Enfin, les liens stratégiques, militaires. Même en cas de Brexit, la France et le Royaume-Uni resteront de vieux alliés. Certes chacun étale désormais plus ses faiblesses que ses forces, mais, tout de même, ce sont les deux pays du continent européen qui disposent de l'arme nucléaire et de forces conventionnelles à peu près en état de combattre si nécessaire.

N'a-t-on pas trop tendance à surestimer le "couple franco-allemand" d'un côté et à sous-estimer le couple « franco-britannique » de l'autre ?

Oui, mais si j’ose dire, c’est un peu la différence entre le mariage et l’amitié. Le « couple franco-allemand » fait partie du cœur même de la construction européenne dès les années 1950. C’est l’une des raisons d’être de toutes ces institutions communautaires que d’étouffer dans l’œuf les futurs conflits entre une Allemagne de l’Ouest qui se rebâtit et les autres pays ouest-européens dont la France. Aujourd’hui, ce mariage de raison est miné par la divergence de vue sur la manière de gérer la zone Euro : les Français veulent plus de communautaire et les Allemands veulent rester chacun avec son budget.

Au contraire, le couple « franco-britannique » n’a jamais eu une grande importance pour impulser les avancées européenne, parce que les Britanniques se sont trouvés souvent seuls contre tous les autres Européens dont la France,  ou inversement ont réussi à dégager une majorité contre les idées françaises. Mais, comme les Britanniques ont eu l’immense sagesse de ne pas rentrer dans la zone Euro, suite à la crise de change de 1992, ils s’épargnent tous les conflits possibles à ce sujet avec les autres pays, dont la France. L’amitié peut donc se renforcer. C’est un peu triste à dire, mais l’absence de conflit de fond, et donc l’amitié franco-britannique, tient en effet  largement à cette bonne idée des Britanniques de ne pas être dans l’Euro. S’ils avaient été dans l’Euro, ces mêmes Britanniques auraient exigé de tous les autres pays de la zone Euro, dont la France, que l’on gère la zone Euro en fonction des nécessités de la City. Cela aurait été sans doute difficile. David Cameron, le Premier Ministre britannique, pendant la crise de la zone Euro, s’est en plus bien gardé de jeter de l’huile sur le feu aux moments cruciaux. Il aurait sans doute pu, avec l’aide de la City, faire chavirer le navire de l’Euro, mais il s’est montré au final bon camarade.
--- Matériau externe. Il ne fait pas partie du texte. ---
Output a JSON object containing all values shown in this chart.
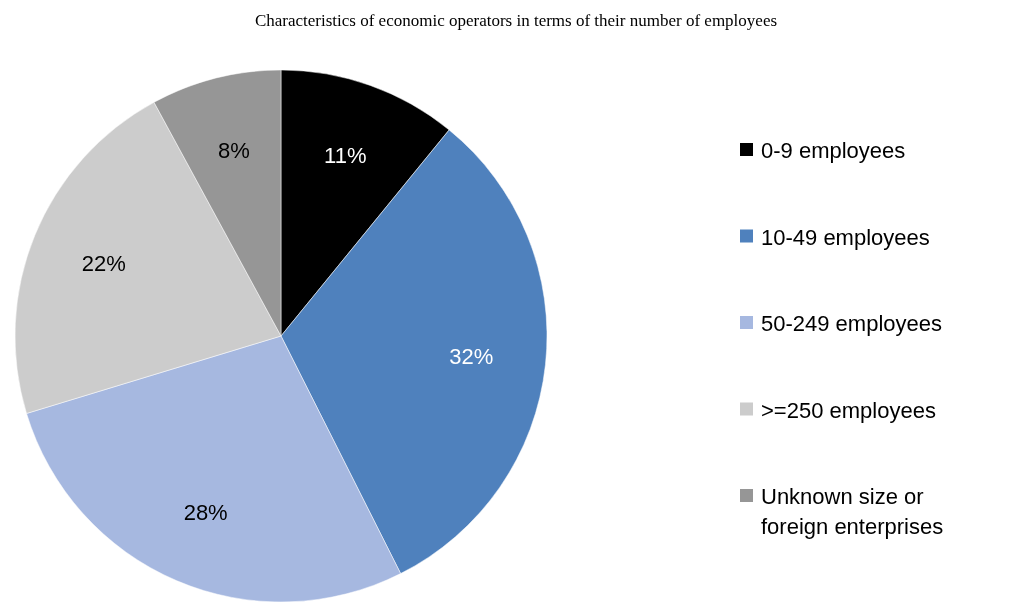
{
  "chart_data": {
    "type": "pie",
    "title": "Characteristics of economic operators in terms of their number of employees",
    "categories": [
      "0-9 employees",
      "10-49 employees",
      "50-249 employees",
      ">=250 employees",
      "Unknown size or foreign enterprises"
    ],
    "values": [
      11,
      32,
      28,
      22,
      8
    ],
    "value_labels": [
      "11%",
      "32%",
      "28%",
      "22%",
      "8%"
    ],
    "colors": [
      "#000000",
      "#4f81bd",
      "#a6b8e0",
      "#cccccc",
      "#969696"
    ],
    "legend": "right"
  }
}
La raison pour laquelle le couple « franco-britannique » n’a jamais eu l’importance qu’il aurait pu avoir dans l’histoire européenne est que dès le départ les gouvernants britanniques ont été beaucoup plus prudents dans leur approche de l’intégration européenne, parce qu’ils ont toujours été dans une réflexion pessimiste sur les possibilités réelles d’un fédéralisme européen.  Ils se sont ralliés dans les années 1970 à un projet qui n’était pas le leur, et le Brexit s’explique largement par cette réticence initiale qui est restée inscrite dans les esprits.